NZ dollar gains as Boehner stokes optimism fiscal cliff will be averted, stocks rise
By Paul McBeth
Nov. 29 (BusinessDesk) - The New Zealand dollar gained after comments from US House of Representatives Speaker and senior Republican John Boehner stoked optimism policymakers will set aside their differences and bypass the fiscal cliff of US$607 billion in automatic tax hikes and spending cuts, stoking investor confidence and pushing stocks higher.
The kiwi dollar rose to 82.34 US cents at 8.30am in Wellington from 82.14 cents yesterday. The trade-weighted index advanced to 73.64 from 73.46.
Stocks on Wall Street rallied after Boehner said he was willing to put revenues up for negotiation if it was accompanied by spending cuts and that he was optimistic lawmakers could "avert this crisis sooner rather than later."
Investors have been fretting the world's biggest economy will be stuck in a stalemate similar to this year's debt ceiling debate that saw Standard & Poor's cut its triple-A credit rating, and ultimately slip back into recession. The Standard & Poor's 500 Index gained 0.4 percent.
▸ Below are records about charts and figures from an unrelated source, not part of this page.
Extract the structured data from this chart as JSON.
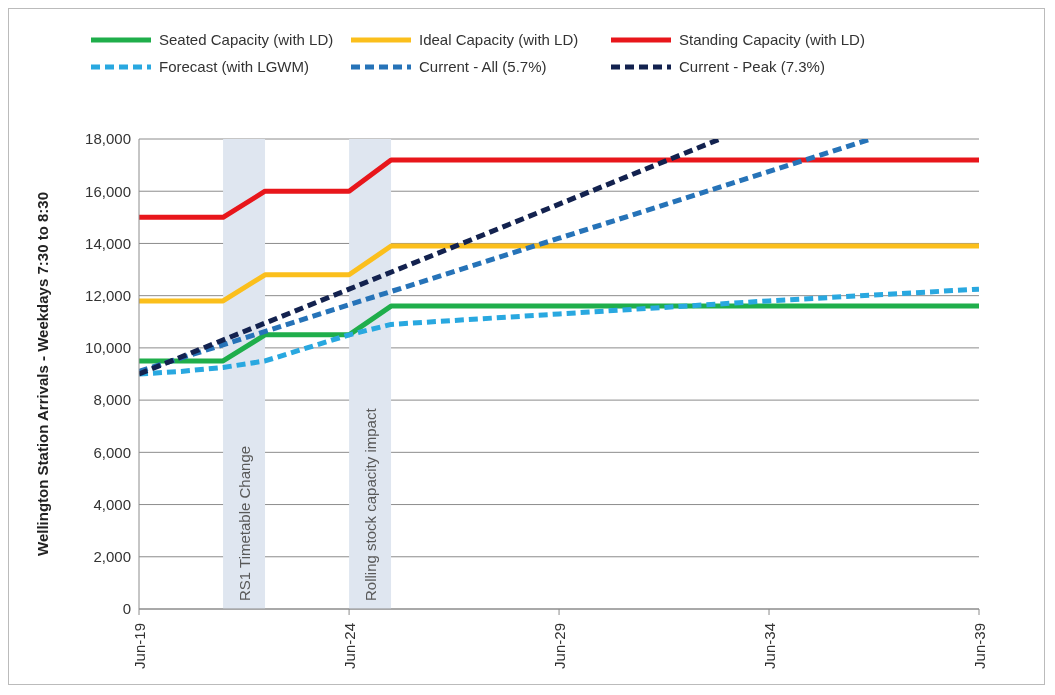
{
  "chart_data": {
    "type": "line",
    "ylabel": "Wellington Station Arrivals - Weekdays 7:30 to 8:30",
    "xlim": [
      "2019-06",
      "2039-06"
    ],
    "xticks": [
      {
        "value": "2019-06",
        "label": "Jun-19"
      },
      {
        "value": "2024-06",
        "label": "Jun-24"
      },
      {
        "value": "2029-06",
        "label": "Jun-29"
      },
      {
        "value": "2034-06",
        "label": "Jun-34"
      },
      {
        "value": "2039-06",
        "label": "Jun-39"
      }
    ],
    "ylim": [
      0,
      18000
    ],
    "yticks": [
      {
        "value": 0,
        "label": "0"
      },
      {
        "value": 2000,
        "label": "2,000"
      },
      {
        "value": 4000,
        "label": "4,000"
      },
      {
        "value": 6000,
        "label": "6,000"
      },
      {
        "value": 8000,
        "label": "8,000"
      },
      {
        "value": 10000,
        "label": "10,000"
      },
      {
        "value": 12000,
        "label": "12,000"
      },
      {
        "value": 14000,
        "label": "14,000"
      },
      {
        "value": 16000,
        "label": "16,000"
      },
      {
        "value": 18000,
        "label": "18,000"
      }
    ],
    "grid": "y",
    "legend": "top",
    "series": [
      {
        "name": "Seated Capacity (with LD)",
        "color": "#1fae4b",
        "line_style": "solid",
        "x": [
          "2019-06",
          "2021-06",
          "2022-06",
          "2024-06",
          "2025-06",
          "2039-06"
        ],
        "values": [
          9500,
          9500,
          10500,
          10500,
          11600,
          11600
        ]
      },
      {
        "name": "Ideal Capacity (with LD)",
        "color": "#fbbf1c",
        "line_style": "solid",
        "x": [
          "2019-06",
          "2021-06",
          "2022-06",
          "2024-06",
          "2025-06",
          "2039-06"
        ],
        "values": [
          11800,
          11800,
          12800,
          12800,
          13900,
          13900
        ]
      },
      {
        "name": "Standing Capacity (with LD)",
        "color": "#e8161b",
        "line_style": "solid",
        "x": [
          "2019-06",
          "2021-06",
          "2022-06",
          "2024-06",
          "2025-06",
          "2039-06"
        ],
        "values": [
          15000,
          15000,
          16000,
          16000,
          17200,
          17200
        ]
      },
      {
        "name": "Forecast (with LGWM)",
        "color": "#29a8e0",
        "line_style": "dashed",
        "x": [
          "2019-06",
          "2020-06",
          "2021-06",
          "2022-06",
          "2023-06",
          "2024-06",
          "2025-06",
          "2029-06",
          "2034-06",
          "2039-06"
        ],
        "values": [
          9000,
          9100,
          9250,
          9500,
          10000,
          10500,
          10900,
          11300,
          11800,
          12250
        ]
      },
      {
        "name": "Current - All (5.7%)",
        "color": "#2673b8",
        "line_style": "dashed",
        "x": [
          "2019-06",
          "2029-06",
          "2036-11"
        ],
        "values": [
          9100,
          14200,
          18000
        ]
      },
      {
        "name": "Current - Peak (7.3%)",
        "color": "#13224f",
        "line_style": "dashed",
        "x": [
          "2019-06",
          "2024-06",
          "2033-04"
        ],
        "values": [
          9000,
          12250,
          18000
        ]
      }
    ],
    "bands": [
      {
        "axis": "x",
        "from": "2021-06",
        "to": "2022-06",
        "label": "RS1 Timetable Change",
        "color": "#dfe6f0"
      },
      {
        "axis": "x",
        "from": "2024-06",
        "to": "2025-06",
        "label": "Rolling stock capacity impact",
        "color": "#dfe6f0"
      }
    ]
  }
}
Markets rallied after "some positive words from Boehner on trying to solve the fiscal cliff," said Tim Kelleher, head of institutional FX sales NZ at ASB Institutional in Auckland. "The kiwi should squeeze up on the day."
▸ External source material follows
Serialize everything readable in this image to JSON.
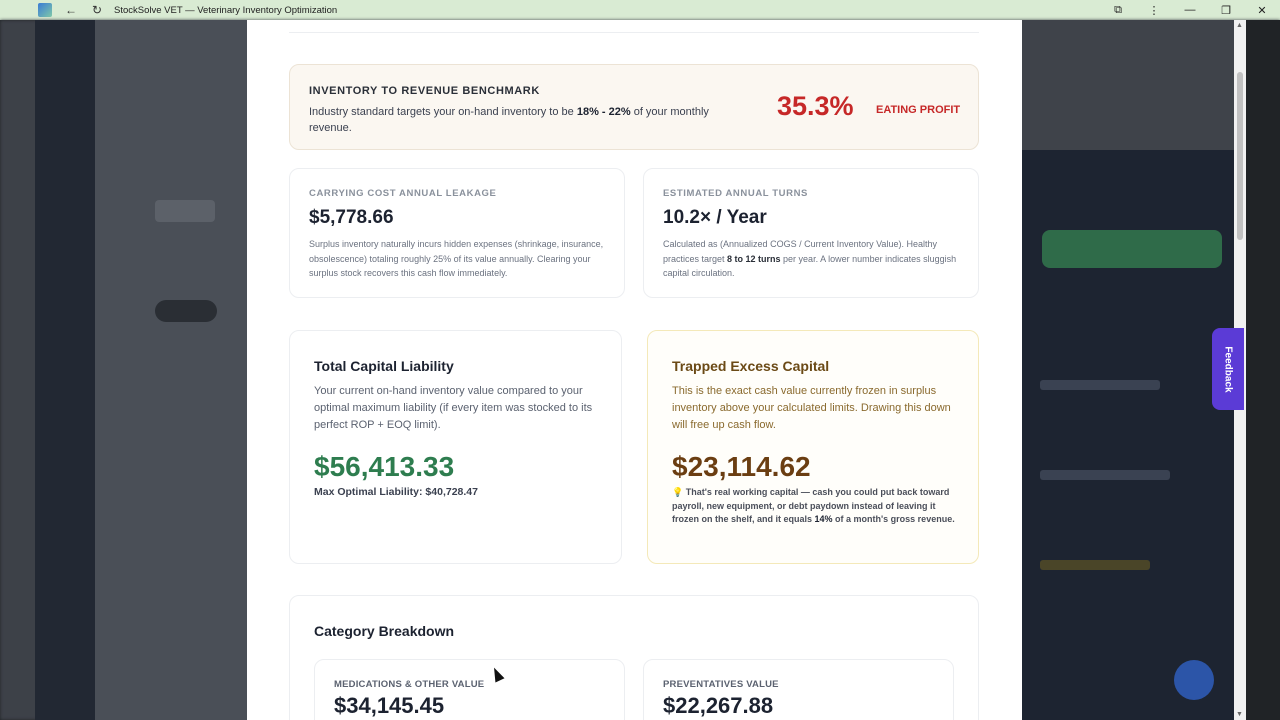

The currency may trade between 82.25 US cents and 82.75 cents, with a fall in commodity prices holding back gains, he said.
Traders will be looking for Australian capital expenditure figures today, which are expected to show the world’s 12th biggest economy might be starting to slow down after the resources boom gave it a buffer during the global financial crisis.
Australian business investment rose 2 percent in the three months ended Sept. 30 after growing 3.4 percent in the previous quarter, according to a Bloomberg survey of economists. The kiwi was little changed at 78.60 Australian cents from 78.56 cents yesterday.
The currency rose to 67.38 yen from 67.22 yen yesterday, and increased to 51.43 British pence from 51.30 pence. It advanced to 63.68 euro cents from 63.50 cents yesterday.